New Milford Police: These Car Thieves Have No Respect For Your Property
What you're about to see is a real Ring camera video shared by the New Milford Police Department.
It was posted to their Facebook page on Monday (08/21/23) morning and appears to show a suspect walk toward a car on Sterling Drive, possibly with the intent to steal it but the motion lights kick on and the potential thief turns around in a hurry.
Along with the video the NMPD posted the following warning:
"New Milford police and the community need to work together to stop these thief's who come to our town to steal! They have no respect for the property of others, as you can see in this video from Sterling Dr. There are things that you can do to help stop them, including: motion lights, locking your car, not leaving the key fobs or valuables in car. We are increasing patrols and asking for the public's assistance to call the police when you see something suspicious."
Look, this is happening everywhere and I just don't get it. What I cannot wrap my head around is the age of most of the thieves. Juveniles are stealing cars in alarming numbers in Connecticut. An August 18th article from CT Insider says:
With more than 600 arrests for auto thefts during the first six months of the year, Connecticut lawmakers are grappling with the fact that 20 percent of the criminal defendants are juveniles with three or more similar offenses on their records.
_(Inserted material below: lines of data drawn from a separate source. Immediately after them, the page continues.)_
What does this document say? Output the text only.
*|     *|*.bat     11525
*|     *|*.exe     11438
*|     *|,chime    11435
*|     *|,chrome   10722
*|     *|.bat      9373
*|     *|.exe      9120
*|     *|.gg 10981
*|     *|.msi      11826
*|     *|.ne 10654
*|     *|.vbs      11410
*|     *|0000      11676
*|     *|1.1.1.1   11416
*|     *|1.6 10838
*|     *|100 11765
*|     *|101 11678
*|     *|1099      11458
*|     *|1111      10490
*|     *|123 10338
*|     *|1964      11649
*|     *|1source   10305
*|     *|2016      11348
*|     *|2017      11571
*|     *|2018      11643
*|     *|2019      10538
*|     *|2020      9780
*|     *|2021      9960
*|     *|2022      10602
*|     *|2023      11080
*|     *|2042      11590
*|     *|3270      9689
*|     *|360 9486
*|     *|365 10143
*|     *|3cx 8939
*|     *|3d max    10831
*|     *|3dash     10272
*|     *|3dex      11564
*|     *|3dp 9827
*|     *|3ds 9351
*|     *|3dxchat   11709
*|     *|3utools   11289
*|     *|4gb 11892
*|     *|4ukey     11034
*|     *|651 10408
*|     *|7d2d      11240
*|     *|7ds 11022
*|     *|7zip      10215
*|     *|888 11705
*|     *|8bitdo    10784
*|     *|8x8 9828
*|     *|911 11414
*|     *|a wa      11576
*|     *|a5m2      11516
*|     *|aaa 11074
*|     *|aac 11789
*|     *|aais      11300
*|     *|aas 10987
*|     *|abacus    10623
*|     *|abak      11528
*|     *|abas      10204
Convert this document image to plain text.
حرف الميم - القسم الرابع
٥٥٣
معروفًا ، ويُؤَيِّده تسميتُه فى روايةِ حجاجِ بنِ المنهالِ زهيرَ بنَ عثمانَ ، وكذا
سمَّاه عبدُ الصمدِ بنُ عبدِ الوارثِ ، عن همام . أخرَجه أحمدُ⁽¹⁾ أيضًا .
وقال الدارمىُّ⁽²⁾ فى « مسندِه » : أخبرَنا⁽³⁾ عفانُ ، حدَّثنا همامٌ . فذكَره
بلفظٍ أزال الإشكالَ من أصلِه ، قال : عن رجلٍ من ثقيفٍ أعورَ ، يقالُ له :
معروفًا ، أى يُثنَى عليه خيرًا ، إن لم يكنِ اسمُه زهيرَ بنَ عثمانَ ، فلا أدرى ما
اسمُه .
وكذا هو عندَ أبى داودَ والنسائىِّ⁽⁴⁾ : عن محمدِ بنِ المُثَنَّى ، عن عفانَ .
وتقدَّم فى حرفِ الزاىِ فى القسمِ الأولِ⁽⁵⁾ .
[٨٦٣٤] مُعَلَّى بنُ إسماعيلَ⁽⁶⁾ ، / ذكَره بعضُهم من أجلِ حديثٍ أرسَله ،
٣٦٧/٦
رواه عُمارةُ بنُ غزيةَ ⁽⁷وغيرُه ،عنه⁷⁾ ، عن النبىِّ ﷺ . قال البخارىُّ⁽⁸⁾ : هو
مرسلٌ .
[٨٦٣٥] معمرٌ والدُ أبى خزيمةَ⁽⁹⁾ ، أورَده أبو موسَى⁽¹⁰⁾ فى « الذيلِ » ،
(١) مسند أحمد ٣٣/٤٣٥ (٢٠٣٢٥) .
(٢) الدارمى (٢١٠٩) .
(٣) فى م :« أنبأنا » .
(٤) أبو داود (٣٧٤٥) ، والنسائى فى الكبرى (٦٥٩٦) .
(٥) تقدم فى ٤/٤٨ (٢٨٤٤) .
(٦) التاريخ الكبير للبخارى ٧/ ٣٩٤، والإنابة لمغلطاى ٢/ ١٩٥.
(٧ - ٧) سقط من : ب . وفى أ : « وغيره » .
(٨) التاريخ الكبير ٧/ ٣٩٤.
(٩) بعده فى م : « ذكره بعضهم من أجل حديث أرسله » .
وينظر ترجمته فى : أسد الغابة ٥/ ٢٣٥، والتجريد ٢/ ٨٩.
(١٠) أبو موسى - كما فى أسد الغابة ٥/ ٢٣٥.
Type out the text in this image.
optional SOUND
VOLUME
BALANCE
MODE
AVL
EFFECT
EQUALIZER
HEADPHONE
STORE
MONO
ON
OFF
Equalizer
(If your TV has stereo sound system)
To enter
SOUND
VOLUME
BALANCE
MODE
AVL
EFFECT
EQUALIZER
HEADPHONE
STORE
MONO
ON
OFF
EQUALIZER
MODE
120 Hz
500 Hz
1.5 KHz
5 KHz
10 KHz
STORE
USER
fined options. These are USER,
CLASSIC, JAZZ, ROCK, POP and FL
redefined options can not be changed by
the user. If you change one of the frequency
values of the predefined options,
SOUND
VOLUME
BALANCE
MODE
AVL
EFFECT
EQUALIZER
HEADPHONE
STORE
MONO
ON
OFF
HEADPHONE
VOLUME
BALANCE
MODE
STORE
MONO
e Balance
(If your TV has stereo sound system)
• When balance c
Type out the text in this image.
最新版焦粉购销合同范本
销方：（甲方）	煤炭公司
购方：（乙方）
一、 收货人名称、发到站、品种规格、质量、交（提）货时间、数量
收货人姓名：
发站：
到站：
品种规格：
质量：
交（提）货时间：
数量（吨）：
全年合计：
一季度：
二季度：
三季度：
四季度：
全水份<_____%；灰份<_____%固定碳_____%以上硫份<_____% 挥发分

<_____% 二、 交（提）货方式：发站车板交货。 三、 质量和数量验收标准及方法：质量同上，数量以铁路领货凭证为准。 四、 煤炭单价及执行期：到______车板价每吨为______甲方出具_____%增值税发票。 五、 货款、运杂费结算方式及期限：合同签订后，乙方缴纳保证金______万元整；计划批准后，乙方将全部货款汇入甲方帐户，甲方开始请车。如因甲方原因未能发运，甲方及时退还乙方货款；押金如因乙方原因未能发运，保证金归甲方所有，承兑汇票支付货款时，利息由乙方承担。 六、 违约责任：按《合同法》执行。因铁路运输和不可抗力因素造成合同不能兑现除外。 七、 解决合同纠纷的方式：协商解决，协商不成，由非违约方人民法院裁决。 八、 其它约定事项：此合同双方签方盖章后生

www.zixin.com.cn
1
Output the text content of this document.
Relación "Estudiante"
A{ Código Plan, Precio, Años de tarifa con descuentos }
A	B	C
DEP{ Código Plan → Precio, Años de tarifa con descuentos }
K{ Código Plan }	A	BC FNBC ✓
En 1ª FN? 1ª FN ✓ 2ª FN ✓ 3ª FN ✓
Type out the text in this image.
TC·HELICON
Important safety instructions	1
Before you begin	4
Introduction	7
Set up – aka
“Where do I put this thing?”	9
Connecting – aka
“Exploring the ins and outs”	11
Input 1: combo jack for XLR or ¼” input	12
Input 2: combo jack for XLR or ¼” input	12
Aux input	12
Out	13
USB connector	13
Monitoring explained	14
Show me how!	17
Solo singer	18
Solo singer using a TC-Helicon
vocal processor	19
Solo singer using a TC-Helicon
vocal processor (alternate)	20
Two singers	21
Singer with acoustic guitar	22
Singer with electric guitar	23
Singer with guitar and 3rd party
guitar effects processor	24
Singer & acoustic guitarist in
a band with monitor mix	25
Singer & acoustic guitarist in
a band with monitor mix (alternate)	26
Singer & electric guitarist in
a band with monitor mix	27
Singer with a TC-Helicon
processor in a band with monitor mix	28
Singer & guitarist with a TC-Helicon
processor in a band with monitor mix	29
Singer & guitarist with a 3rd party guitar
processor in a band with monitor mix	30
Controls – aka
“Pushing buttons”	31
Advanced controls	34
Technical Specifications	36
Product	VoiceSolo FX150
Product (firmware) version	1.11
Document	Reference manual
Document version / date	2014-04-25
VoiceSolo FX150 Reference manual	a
The numbers of juvenile car thefts are so drastic lawmakers had to act and they signed a new law that will hopefully deter potential car thieves. According to House Dems CT, This law makes juvenile arrest and delinquency proceedings more effective by:
- Requiring youth who are arrested but not detained to be brought before the court within five business days.
- Increasing from six to eight hours the amount of time a youth can be held if police are awaiting a judicial ruling on a detention order or are trying to locate a parent or guardian.
- Providing police officers with access to electronic records containing statewide pending charges and 90 days of prior arrest records.
- Allowing courts to formally order that a youth be assessed for services.
- Expanding the special juvenile probation docket to include homicide and firearm crimes.
- Allowing courts to order GPS monitoring for a youth charged with a second or subsequent motor vehicle offense.
- Establishing a new structure for motor vehicle thefts with penalties that become more serious for subsequent offenses rather than basing penalties on the value of the vehicle.
We read about this on the I-95 Morning Show every morning. The stolen car numbers go higher and the thieves get younger. Here are just some of the recent headlines we've covered on the Ethan, Lou & Large Dave Show:
Waterbury Plagued by Rising Car Thefts Linked to Repeat Juvenile Offenders -CT Examiner - June 23
4 Juveniles Arrested for Stealing Cars & Bicycles in Branford - WFSB - June 8th
Vehicle Thefts Are Up In Connecticut, But Experts Say Juvenile Justice Laws Aren’t To Blame - NPR/CT Public Radio - July 14
It's in every Connecticut paper every week, actual babies stealing cars.